Esprit d’innovation collaborative, es-tu là ?
La stratégie d’innovation de la filière ferroviaire a fait l’objet d’une table ronde durant le rendez-vous d’affaires. Si la collaboration dans ce domaine ne va pas de soi, elle apparaît comme un atout face à la concurrence internationale.
La 4e édition des Rail Industry Meetings, les 4 et 5 avril à la Cité des congrès Valenciennes, a proposé une table ronde sur la stratégie de la filière en matière d’innovation. Les intervenants étaient Eric Trégoat (directeur du pôle de compétitivité i-Trans et de l’institut de recherche technologique Railenium), Pierre le Conte (Alstom), François Meyer (directeur général de Fer de France) et Christophe Chéron (responsable des partenariats européens dans l’innovation à la SNCF). En fin de table ronde, à l’invitation de l’animateur, ils ont donné leur avis sur l’existence, ou non, de l’innovation et de l’esprit collaboratif dans ce domaine.
«Il faut que le train soit comme une annexe du bureau»
Une filière en retard sur ce plan
François Meyer (qui vient de l’automobile) a estimé que la filière n’avait pas encore inversé la «courbe des coûts» et que c’était le seul moyen de rester dans la course avec l’automobile et l’avion. Il a ajouté que la filière avait moins de moyens en matière de R&D et qu’innover ensemble n’était «pas naturel». Christophe Chéron lui a emboîté le pas en estimant que le «système était rigide» et «trop réglementé». Pierre Le Conte a considéré, quant à lui, que la filière devait être plus créative. «Faire moins cher, aller plus vite, ce n’est pas suffisant. Il faut que ça marche, que l’on soit à l’heure, que le train devienne une annexe du bureau, que l’on fasse mieux en économies d’énergie et confort.» Eric Trégoat en a profité pour dire que l’IRT, «outil d’innovation de la filière», s’était fixé quatre enjeux prioritaires : augmentation de la capacité, les infrastructures étant coûteuses ; fiabilité et ponctualité ; coûts d’acquisition ; délais de mise sur le marché de l’innovation.
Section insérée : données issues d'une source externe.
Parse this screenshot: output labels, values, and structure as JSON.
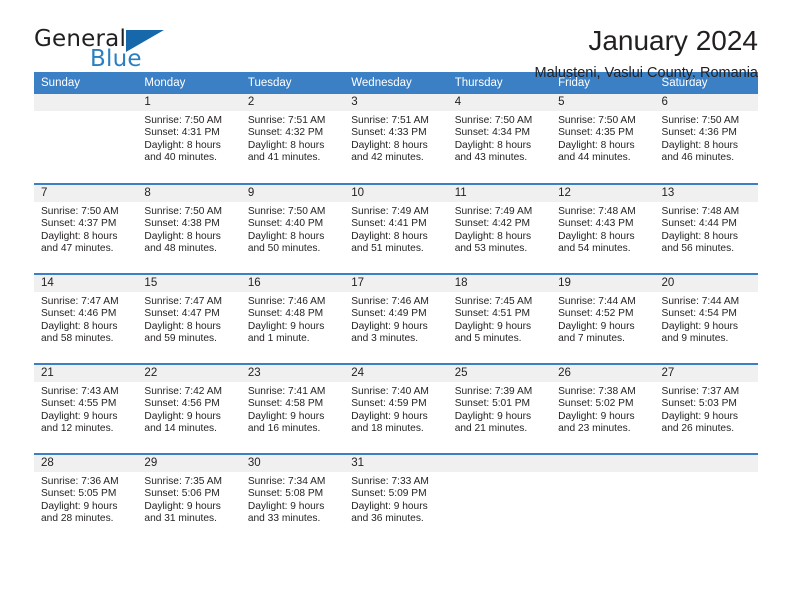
{
  "brand": {
    "name_part1": "General",
    "name_part2": "Blue",
    "triangle_icon": "triangle-icon",
    "colors": {
      "dark": "#231f20",
      "blue": "#2b7fc1",
      "triangle": "#1668ab"
    }
  },
  "header": {
    "title": "January 2024",
    "subtitle": "Malusteni, Vaslui County, Romania"
  },
  "calendar": {
    "header_bg": "#3b7fc4",
    "daynum_bg": "#f0f0f0",
    "weekdays": [
      "Sunday",
      "Monday",
      "Tuesday",
      "Wednesday",
      "Thursday",
      "Friday",
      "Saturday"
    ],
    "weeks": [
      [
        {
          "day": "",
          "lines": []
        },
        {
          "day": "1",
          "lines": [
            "Sunrise: 7:50 AM",
            "Sunset: 4:31 PM",
            "Daylight: 8 hours",
            "and 40 minutes."
          ]
        },
        {
          "day": "2",
          "lines": [
            "Sunrise: 7:51 AM",
            "Sunset: 4:32 PM",
            "Daylight: 8 hours",
            "and 41 minutes."
          ]
        },
        {
          "day": "3",
          "lines": [
            "Sunrise: 7:51 AM",
            "Sunset: 4:33 PM",
            "Daylight: 8 hours",
            "and 42 minutes."
          ]
        },
        {
          "day": "4",
          "lines": [
            "Sunrise: 7:50 AM",
            "Sunset: 4:34 PM",
            "Daylight: 8 hours",
            "and 43 minutes."
          ]
        },
        {
          "day": "5",
          "lines": [
            "Sunrise: 7:50 AM",
            "Sunset: 4:35 PM",
            "Daylight: 8 hours",
            "and 44 minutes."
          ]
        },
        {
          "day": "6",
          "lines": [
            "Sunrise: 7:50 AM",
            "Sunset: 4:36 PM",
            "Daylight: 8 hours",
            "and 46 minutes."
          ]
        }
      ],
      [
        {
          "day": "7",
          "lines": [
            "Sunrise: 7:50 AM",
            "Sunset: 4:37 PM",
            "Daylight: 8 hours",
            "and 47 minutes."
          ]
        },
        {
          "day": "8",
          "lines": [
            "Sunrise: 7:50 AM",
            "Sunset: 4:38 PM",
            "Daylight: 8 hours",
            "and 48 minutes."
          ]
        },
        {
          "day": "9",
          "lines": [
            "Sunrise: 7:50 AM",
            "Sunset: 4:40 PM",
            "Daylight: 8 hours",
            "and 50 minutes."
          ]
        },
        {
          "day": "10",
          "lines": [
            "Sunrise: 7:49 AM",
            "Sunset: 4:41 PM",
            "Daylight: 8 hours",
            "and 51 minutes."
          ]
        },
        {
          "day": "11",
          "lines": [
            "Sunrise: 7:49 AM",
            "Sunset: 4:42 PM",
            "Daylight: 8 hours",
            "and 53 minutes."
          ]
        },
        {
          "day": "12",
          "lines": [
            "Sunrise: 7:48 AM",
            "Sunset: 4:43 PM",
            "Daylight: 8 hours",
            "and 54 minutes."
          ]
        },
        {
          "day": "13",
          "lines": [
            "Sunrise: 7:48 AM",
            "Sunset: 4:44 PM",
            "Daylight: 8 hours",
            "and 56 minutes."
          ]
        }
      ],
      [
        {
          "day": "14",
          "lines": [
            "Sunrise: 7:47 AM",
            "Sunset: 4:46 PM",
            "Daylight: 8 hours",
            "and 58 minutes."
          ]
        },
        {
          "day": "15",
          "lines": [
            "Sunrise: 7:47 AM",
            "Sunset: 4:47 PM",
            "Daylight: 8 hours",
            "and 59 minutes."
          ]
        },
        {
          "day": "16",
          "lines": [
            "Sunrise: 7:46 AM",
            "Sunset: 4:48 PM",
            "Daylight: 9 hours",
            "and 1 minute."
          ]
        },
        {
          "day": "17",
          "lines": [
            "Sunrise: 7:46 AM",
            "Sunset: 4:49 PM",
            "Daylight: 9 hours",
            "and 3 minutes."
          ]
        },
        {
          "day": "18",
          "lines": [
            "Sunrise: 7:45 AM",
            "Sunset: 4:51 PM",
            "Daylight: 9 hours",
            "and 5 minutes."
          ]
        },
        {
          "day": "19",
          "lines": [
            "Sunrise: 7:44 AM",
            "Sunset: 4:52 PM",
            "Daylight: 9 hours",
            "and 7 minutes."
          ]
        },
        {
          "day": "20",
          "lines": [
            "Sunrise: 7:44 AM",
            "Sunset: 4:54 PM",
            "Daylight: 9 hours",
            "and 9 minutes."
          ]
        }
      ],
      [
        {
          "day": "21",
          "lines": [
            "Sunrise: 7:43 AM",
            "Sunset: 4:55 PM",
            "Daylight: 9 hours",
            "and 12 minutes."
          ]
        },
        {
          "day": "22",
          "lines": [
            "Sunrise: 7:42 AM",
            "Sunset: 4:56 PM",
            "Daylight: 9 hours",
            "and 14 minutes."
          ]
        },
        {
          "day": "23",
          "lines": [
            "Sunrise: 7:41 AM",
            "Sunset: 4:58 PM",
            "Daylight: 9 hours",
            "and 16 minutes."
          ]
        },
        {
          "day": "24",
          "lines": [
            "Sunrise: 7:40 AM",
            "Sunset: 4:59 PM",
            "Daylight: 9 hours",
            "and 18 minutes."
          ]
        },
        {
          "day": "25",
          "lines": [
            "Sunrise: 7:39 AM",
            "Sunset: 5:01 PM",
            "Daylight: 9 hours",
            "and 21 minutes."
          ]
        },
        {
          "day": "26",
          "lines": [
            "Sunrise: 7:38 AM",
            "Sunset: 5:02 PM",
            "Daylight: 9 hours",
            "and 23 minutes."
          ]
        },
        {
          "day": "27",
          "lines": [
            "Sunrise: 7:37 AM",
            "Sunset: 5:03 PM",
            "Daylight: 9 hours",
            "and 26 minutes."
          ]
        }
      ],
      [
        {
          "day": "28",
          "lines": [
            "Sunrise: 7:36 AM",
            "Sunset: 5:05 PM",
            "Daylight: 9 hours",
            "and 28 minutes."
          ]
        },
        {
          "day": "29",
          "lines": [
            "Sunrise: 7:35 AM",
            "Sunset: 5:06 PM",
            "Daylight: 9 hours",
            "and 31 minutes."
          ]
        },
        {
          "day": "30",
          "lines": [
            "Sunrise: 7:34 AM",
            "Sunset: 5:08 PM",
            "Daylight: 9 hours",
            "and 33 minutes."
          ]
        },
        {
          "day": "31",
          "lines": [
            "Sunrise: 7:33 AM",
            "Sunset: 5:09 PM",
            "Daylight: 9 hours",
            "and 36 minutes."
          ]
        },
        {
          "day": "",
          "lines": []
        },
        {
          "day": "",
          "lines": []
        },
        {
          "day": "",
          "lines": []
        }
      ]
    ]
  }
}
L’innovation collaborative ne va pas de soi
Le sujet de la concurrence, notamment avec la Chine, a été évoqué. Les intervenants se sont accordés sur la nécessité de procéder à des regroupements à l’échelle européenne et de réduire les coûts par l’innovation. Les échanges ont cependant montré que l’innovation collaborative n’allait pas de soi chez les constructeurs. M. Trégoat a ainsi estimé que le collaboratif était plus complexe à obtenir parce qu’il y a beaucoup d’acteurs publics. M. Le Conte s’est voulu plus optimiste en affirmant que «sans la SNCF, Alstom n’existerait pas». Les «opérateurs de référence» – SNCF, RATP – sont pour lui indispensables parce qu’ils «utilisent nos produits». Autre frein à la collaboration, relevé par M. Trégoat : du fait de la concurrence accrue, l’innovation reste «confidentielle», secrète, pour préserver l’effet de nouveauté lors de la commercialisation. Cela dit, a-t-il noté, il existe déjà des programmes dits collaboratifs : centre d’essais ferroviaires, train autonome, comportement des matériaux, maintenance prédictive.
Et les équipementiers ?
À cette table ronde, on a aussi parlé des PME-PMI, elles aussi concernées par le travailler-ensemble. M. Meyer a dit qu’il y avait des équipementiers «plus gros» et «plus innovants» que les constructeurs, mais avec une plus grande fragilité du côté des petits acteurs. M. Le Conte a constaté que des équipementiers s’étaient déjà regroupés dans le domaine des freins, des portes, de la climatisation, et estimé que les «petits» devaient pouvoir disposer, comme les gros, de moyens plus importants dans la recherche collaborative. Le vice-président de la Région, présent dans la salle, a rappelé qu’il y avait un soutien régional aux PME/PMI. «Elles vont chercher le travail à l’étranger et se plaignent de devoir se débrouiller seules», a-t-il dit. Il a ajouté que le tissu des PME/PMI était insuffisant par rapport à l’Allemagne et qu’i-Trans et l’IRT étaient là pour leur apporter ce soutien. Ce qu’avait assuré M. Trégoat. Ce dernier a ajouté que les efforts faits en matière de compétitivité ne se voyaient pas non plus, de même que les progrès réalisés en termes de chiffre d’affaires, de poids économique et d’emplois.